There’s isn’t a whole lot of voice acting in this game, following in typical Legend of Zelda footsteps. Link and the NPCs make the occasional grunts and humphs in response to the world’s events. Marin’s singing is really cute, and it’s always really fun to hear the moblins’ squeal of surprise when they spot Link, but the real highlight is Link’s colorful noises on Koholint Island. He has a noise for everything: jumping, thrusting, pulling, struggling, even drowning. It’s adorable, just like everything else in this game.
The Legend of Zelda: Link’s Awakening for the Switch is a faithful, breathtaking remake of the Game Boy original.
There’s no current DLC for this game, and there hasn’t been any news on upcoming DLC as of January 2020. Because this is a remake of a previous Legend of Zelda title, it would be surprising to see any new content for this game in the future. On the bright side, you can look forward to a Breath of the Wild sequel coming up.
I greatly enjoyed my time with Link’s Awakening, but would I say it’s worth its $60 price tag? No. I beat the game in about 15 hours, and there’s not much of a post-game except for building custom dungeons in Dampe’s shack. This game simply doesn’t offer as much content as many other Switch titles at this price, if you’re looking for a game that will occupy a month of your life.

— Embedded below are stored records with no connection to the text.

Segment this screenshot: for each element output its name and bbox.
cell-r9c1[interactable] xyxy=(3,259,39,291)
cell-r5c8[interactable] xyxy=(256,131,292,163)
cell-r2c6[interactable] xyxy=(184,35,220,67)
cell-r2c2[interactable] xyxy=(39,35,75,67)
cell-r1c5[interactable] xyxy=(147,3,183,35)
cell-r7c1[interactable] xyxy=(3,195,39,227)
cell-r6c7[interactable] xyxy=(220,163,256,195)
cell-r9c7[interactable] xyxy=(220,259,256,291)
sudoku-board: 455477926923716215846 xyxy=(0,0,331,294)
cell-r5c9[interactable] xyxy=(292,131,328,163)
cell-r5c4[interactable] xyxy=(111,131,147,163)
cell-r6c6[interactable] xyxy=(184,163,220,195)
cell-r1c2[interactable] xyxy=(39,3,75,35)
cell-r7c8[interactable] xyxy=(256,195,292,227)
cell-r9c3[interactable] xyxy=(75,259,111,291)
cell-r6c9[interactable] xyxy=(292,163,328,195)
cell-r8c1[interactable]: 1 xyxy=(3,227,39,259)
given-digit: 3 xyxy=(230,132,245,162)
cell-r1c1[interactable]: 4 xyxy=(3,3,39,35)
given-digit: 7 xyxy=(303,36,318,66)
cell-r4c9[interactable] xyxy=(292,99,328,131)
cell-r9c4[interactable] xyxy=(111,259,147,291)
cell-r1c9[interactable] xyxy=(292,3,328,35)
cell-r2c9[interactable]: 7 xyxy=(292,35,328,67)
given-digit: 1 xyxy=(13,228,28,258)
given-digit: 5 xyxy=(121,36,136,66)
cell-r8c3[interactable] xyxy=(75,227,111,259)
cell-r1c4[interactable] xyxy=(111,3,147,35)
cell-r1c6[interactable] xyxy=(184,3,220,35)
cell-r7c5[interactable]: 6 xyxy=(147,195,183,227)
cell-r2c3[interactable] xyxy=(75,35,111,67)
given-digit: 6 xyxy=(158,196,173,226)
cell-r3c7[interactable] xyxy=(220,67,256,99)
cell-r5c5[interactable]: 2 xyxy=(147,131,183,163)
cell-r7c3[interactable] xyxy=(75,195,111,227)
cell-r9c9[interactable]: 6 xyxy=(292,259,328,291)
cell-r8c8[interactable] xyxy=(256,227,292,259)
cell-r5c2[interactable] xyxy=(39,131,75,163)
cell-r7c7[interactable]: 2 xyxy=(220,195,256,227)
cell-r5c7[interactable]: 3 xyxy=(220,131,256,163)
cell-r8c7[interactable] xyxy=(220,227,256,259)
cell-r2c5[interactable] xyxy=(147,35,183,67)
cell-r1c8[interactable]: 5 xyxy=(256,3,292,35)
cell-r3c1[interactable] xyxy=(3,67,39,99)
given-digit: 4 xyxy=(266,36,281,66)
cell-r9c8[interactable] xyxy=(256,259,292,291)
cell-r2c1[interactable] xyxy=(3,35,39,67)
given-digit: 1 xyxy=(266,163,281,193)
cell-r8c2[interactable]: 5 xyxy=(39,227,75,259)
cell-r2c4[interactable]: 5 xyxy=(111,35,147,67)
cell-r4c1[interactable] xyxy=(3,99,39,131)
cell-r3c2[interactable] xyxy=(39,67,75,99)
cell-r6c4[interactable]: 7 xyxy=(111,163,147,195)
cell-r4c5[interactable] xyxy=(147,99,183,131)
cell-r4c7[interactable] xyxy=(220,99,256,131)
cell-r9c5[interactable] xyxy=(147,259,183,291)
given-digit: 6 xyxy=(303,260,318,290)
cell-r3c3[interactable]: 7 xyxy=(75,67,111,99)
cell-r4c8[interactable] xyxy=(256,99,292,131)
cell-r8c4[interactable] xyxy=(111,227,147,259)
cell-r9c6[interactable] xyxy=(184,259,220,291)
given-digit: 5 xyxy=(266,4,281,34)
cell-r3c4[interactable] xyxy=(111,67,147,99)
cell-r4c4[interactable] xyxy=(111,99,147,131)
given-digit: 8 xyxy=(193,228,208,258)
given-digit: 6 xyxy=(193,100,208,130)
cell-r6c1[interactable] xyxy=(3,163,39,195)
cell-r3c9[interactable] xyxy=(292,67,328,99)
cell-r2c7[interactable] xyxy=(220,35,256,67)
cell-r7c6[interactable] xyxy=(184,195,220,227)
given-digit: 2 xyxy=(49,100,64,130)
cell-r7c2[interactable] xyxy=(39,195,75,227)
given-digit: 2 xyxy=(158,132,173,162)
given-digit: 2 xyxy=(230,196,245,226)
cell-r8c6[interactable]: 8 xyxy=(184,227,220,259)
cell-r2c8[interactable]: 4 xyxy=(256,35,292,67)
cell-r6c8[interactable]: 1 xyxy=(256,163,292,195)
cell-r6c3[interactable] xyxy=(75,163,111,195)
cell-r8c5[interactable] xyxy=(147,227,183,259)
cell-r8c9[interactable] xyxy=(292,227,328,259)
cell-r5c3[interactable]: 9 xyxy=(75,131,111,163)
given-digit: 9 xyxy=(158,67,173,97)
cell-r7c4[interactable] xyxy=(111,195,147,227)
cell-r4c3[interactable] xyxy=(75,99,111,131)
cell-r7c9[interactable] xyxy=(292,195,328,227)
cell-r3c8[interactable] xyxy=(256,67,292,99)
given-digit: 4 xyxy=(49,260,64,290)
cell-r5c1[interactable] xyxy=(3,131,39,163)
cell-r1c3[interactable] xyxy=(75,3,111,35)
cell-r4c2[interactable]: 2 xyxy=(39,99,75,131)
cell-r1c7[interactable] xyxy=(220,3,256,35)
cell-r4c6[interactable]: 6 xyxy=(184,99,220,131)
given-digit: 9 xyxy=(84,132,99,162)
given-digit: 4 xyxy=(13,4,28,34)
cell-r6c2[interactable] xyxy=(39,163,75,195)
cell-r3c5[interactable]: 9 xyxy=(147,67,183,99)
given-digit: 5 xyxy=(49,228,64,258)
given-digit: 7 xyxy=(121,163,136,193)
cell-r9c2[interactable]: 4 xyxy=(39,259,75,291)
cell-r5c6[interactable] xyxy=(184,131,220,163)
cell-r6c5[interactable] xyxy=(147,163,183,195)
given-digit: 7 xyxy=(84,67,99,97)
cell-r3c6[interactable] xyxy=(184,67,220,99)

More importantly, as a remake, it doesn’t add that much value on top of the original game from 1992. It looks really polished and it has quality of life upgrades, but the core gameplay and campaign are virtually untouched. If you haven’t played the original, or if it’s a childhood favorite, by all means, get it, but you won’t find much new to love if you weren’t a fan of the original.
The two big Zelda games on the Switch are Link’s Awakening and Breath of the Wild (view on Amazon). Despite having some similarities in terms of characters and gameplay fundamentals, they’re fairly different games. The Breath of the Wild is much more of a character-driven RPG based around equipment, combat, loot, crafting, and stats. It has more in common with other RPGs like Witcher 3 or God of War. Link’s Awakening is more of a classic game, with a top-down view and puzzle focus. Depending one what you’re in the mood for, both will be fun to play, but at $60, Breath of the Wild has a lot more content to offer.
A faithful remake that keeps things fresh.
The Legend of Zelda: Link’s Awakening for the Switch is a faithful, breathtaking remake of the Game Boy original. It manages to reimagine the game as a fun and gorgeous adventure that feels simultaneously fresh and nostalgic. Unless you never cared for the original, you’ll probably love Link’s Awakening.